The Broody Blues: Are You Thinking Yourself Into Depression?

Ruminating may lead some women into depression

Quick: What seemingly innocuous habit can easily set you up for depression?

No, it’s not procrastination, smoking or your secret java addiction. It’s “rumination,” a term psychologists use to describe a tendency to go over and over a problem or stressful situation, playing it endlessly like an old-fashioned LP—and a scratched-up one at that.

Rumination is particularly common among women. Whether you rant and rave about an upsetting event, chew it over in your mind as you endlessly examine it from every possible angle (in the mistaken belief that this will help you find a magic solution) or continuously rehash what happened to anyone who will listen—you’re on notice: You could be thinking yourself into depression.

Here’s how it happens:

“Research shows that rumination leads you to regard situations in your life with increasing negativity, because when you’re in a distressed mood, negative thoughts and negative memories are more accessible, and you use them to interpret what’s happening now,” explains Susan Nolen-Hoeksema, Ph.D., a professor of psychology at Yale University and author of Women Who Think Too Much: How to Break Free of Overthinking and Reclaim Your Life. “This interferes with your ability to solve problems, so that they persist or get worse, creating more worry and stress—a downward spiral that can contribute to depression.”

In fact, a new study from the University of Muenster in Germany found that rumination impairs the decision-making process, which can contribute to depression by making you feel stuck. Adding insult to misery, the rumination habit can also take a toll on your relationships: Friends and loved ones may become irritated with you because they don’t understand why you can’t just move on or get over it. “

So, social support dwindles over time, which gives people who ruminate more to ruminate about and they feel more depressed,” Nolen-Hoeksema says. Not surprisingly, rumination can also raise your blood pressure and lead to anxiety, sleep problems, or food or alcohol abuse. The good news, according to Nolen-Hoeksema, whose latest book is The Power of Women: Harness Your Unique Strengths at Home, at Work, and in Your Community, is that you can learn to break the rumination cycle in a few simple steps. When you find yourself stuck on a negative thought:

1.Schedule a “worry hour.” Set aside a time in the late afternoon or early evening (but not right before bed!) to think about the problem you’re stewing over.

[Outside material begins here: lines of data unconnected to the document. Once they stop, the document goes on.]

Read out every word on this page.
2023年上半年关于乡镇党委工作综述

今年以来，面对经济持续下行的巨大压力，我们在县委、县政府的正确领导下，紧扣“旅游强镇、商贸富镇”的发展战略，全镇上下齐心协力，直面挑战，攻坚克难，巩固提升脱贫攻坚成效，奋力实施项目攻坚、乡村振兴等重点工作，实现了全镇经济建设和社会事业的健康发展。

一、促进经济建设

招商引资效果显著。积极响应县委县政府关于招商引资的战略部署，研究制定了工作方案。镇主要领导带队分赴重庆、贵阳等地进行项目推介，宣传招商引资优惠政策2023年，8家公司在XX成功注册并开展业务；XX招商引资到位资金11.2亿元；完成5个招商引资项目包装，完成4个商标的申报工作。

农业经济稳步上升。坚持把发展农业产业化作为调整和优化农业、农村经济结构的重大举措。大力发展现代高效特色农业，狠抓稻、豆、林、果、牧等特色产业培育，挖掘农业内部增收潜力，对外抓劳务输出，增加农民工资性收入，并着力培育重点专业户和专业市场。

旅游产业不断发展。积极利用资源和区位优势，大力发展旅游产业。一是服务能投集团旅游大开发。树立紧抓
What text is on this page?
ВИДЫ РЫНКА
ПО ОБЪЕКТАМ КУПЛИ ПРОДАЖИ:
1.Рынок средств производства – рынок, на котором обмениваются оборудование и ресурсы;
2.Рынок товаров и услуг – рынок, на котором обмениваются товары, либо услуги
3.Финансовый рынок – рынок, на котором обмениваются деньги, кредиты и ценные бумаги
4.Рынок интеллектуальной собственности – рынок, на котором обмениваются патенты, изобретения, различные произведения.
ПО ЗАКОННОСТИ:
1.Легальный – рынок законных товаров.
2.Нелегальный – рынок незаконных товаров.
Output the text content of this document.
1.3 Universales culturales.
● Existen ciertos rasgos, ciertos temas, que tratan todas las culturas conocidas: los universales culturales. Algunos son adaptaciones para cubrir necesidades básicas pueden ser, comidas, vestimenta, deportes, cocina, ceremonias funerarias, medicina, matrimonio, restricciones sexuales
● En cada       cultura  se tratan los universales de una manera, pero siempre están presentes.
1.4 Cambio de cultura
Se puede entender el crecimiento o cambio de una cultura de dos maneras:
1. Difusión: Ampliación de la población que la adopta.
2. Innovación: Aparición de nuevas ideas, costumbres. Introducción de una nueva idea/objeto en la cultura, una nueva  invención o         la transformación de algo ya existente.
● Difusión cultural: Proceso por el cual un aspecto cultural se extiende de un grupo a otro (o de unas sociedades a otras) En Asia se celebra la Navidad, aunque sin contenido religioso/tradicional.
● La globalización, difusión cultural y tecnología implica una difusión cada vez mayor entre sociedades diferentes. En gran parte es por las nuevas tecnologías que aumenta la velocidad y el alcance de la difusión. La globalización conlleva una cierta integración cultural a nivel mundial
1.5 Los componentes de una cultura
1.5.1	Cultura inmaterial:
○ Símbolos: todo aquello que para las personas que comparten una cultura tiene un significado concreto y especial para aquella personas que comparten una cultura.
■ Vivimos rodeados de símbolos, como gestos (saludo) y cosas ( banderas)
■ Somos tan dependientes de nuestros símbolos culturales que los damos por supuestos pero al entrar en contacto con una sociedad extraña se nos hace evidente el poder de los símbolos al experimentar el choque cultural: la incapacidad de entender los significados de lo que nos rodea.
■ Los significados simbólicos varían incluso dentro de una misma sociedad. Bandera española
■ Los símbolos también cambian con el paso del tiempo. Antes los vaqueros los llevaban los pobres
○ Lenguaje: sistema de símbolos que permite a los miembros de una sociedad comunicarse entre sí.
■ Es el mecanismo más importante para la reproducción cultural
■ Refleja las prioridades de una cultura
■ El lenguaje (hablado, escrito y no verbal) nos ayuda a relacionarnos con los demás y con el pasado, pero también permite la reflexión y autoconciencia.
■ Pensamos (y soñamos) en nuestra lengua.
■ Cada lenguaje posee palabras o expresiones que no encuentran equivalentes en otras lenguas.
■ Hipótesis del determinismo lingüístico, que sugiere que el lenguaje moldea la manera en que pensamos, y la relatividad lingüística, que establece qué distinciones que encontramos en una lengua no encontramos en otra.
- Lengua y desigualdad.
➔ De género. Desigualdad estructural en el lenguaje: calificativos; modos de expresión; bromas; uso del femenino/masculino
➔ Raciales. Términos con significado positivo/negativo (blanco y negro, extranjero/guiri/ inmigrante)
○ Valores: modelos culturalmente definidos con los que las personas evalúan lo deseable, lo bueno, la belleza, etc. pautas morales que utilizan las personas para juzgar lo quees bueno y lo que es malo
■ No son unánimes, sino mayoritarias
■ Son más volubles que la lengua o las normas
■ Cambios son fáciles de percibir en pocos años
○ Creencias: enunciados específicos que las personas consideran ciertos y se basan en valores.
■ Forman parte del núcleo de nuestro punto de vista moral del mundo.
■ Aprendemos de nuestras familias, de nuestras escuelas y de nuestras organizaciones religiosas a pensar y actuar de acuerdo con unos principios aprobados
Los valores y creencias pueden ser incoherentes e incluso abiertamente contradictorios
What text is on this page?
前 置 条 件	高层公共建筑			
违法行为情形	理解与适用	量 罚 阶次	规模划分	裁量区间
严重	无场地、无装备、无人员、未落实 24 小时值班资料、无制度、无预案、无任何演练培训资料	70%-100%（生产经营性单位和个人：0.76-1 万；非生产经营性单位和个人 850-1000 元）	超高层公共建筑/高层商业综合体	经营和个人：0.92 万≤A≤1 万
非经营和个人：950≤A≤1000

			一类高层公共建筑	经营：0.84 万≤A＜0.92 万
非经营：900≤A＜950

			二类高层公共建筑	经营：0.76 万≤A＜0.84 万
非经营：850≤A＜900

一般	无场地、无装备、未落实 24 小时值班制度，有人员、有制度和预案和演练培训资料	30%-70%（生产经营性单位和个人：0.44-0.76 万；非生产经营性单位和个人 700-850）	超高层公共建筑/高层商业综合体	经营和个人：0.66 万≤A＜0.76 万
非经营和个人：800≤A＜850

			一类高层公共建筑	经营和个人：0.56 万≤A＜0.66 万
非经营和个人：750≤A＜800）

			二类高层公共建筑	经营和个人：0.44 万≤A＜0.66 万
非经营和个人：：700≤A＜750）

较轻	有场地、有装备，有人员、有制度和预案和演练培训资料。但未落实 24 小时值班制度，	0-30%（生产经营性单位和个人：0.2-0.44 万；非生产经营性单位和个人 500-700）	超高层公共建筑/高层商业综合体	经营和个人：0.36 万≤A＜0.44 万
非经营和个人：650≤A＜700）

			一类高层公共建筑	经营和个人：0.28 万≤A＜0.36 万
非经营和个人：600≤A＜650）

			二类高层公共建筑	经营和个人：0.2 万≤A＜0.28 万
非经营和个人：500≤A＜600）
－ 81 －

2.Distract yourself with a pleasant activity—like exercising with a friend (tennis, anyone?), going to a movie or reading an engrossing book.

3.If the problem continues to eat at you before worry hour comes around, use thought-stopping techniques to keep yourself in distraction mode: Visualize a stop sign, breathe slowly and deeply. Consciously choose not to dwell on the negative but to focus on something pleasant instead. Having positive distractions will lift your mood and break the cycle of repetitive thought, Nolen-Hoeksema says. “Even more important, it improves your thinking, making it more positive and balanced.”

4.When it’s time to revisit the issue, swing into problem-solving mode: Write down exactly what the problem is or how you think the situation needs to change, then rephrase the issue to reflect the positive outcome you desire. The next step is to brainstorm what you can do to move toward that goal, and then come up with the most feasible, useful steps you could take and formulate a concrete plan of action; sometimes it’s helpful to get the input of a trusted friend. If you’ve been fretting about being stuck in your career, for example, you might start looking for courses to improve your job skills. If you’ve been obsessing about the tension between you and your spouse, you might decide to talk to him about it or suggest going to a counselor together. The idea is to get the issue out of your head and to translate it into something you can do something about.

Using this formula will help free you from the rumination habit for good—and feel better and more empowered in your life 24/7.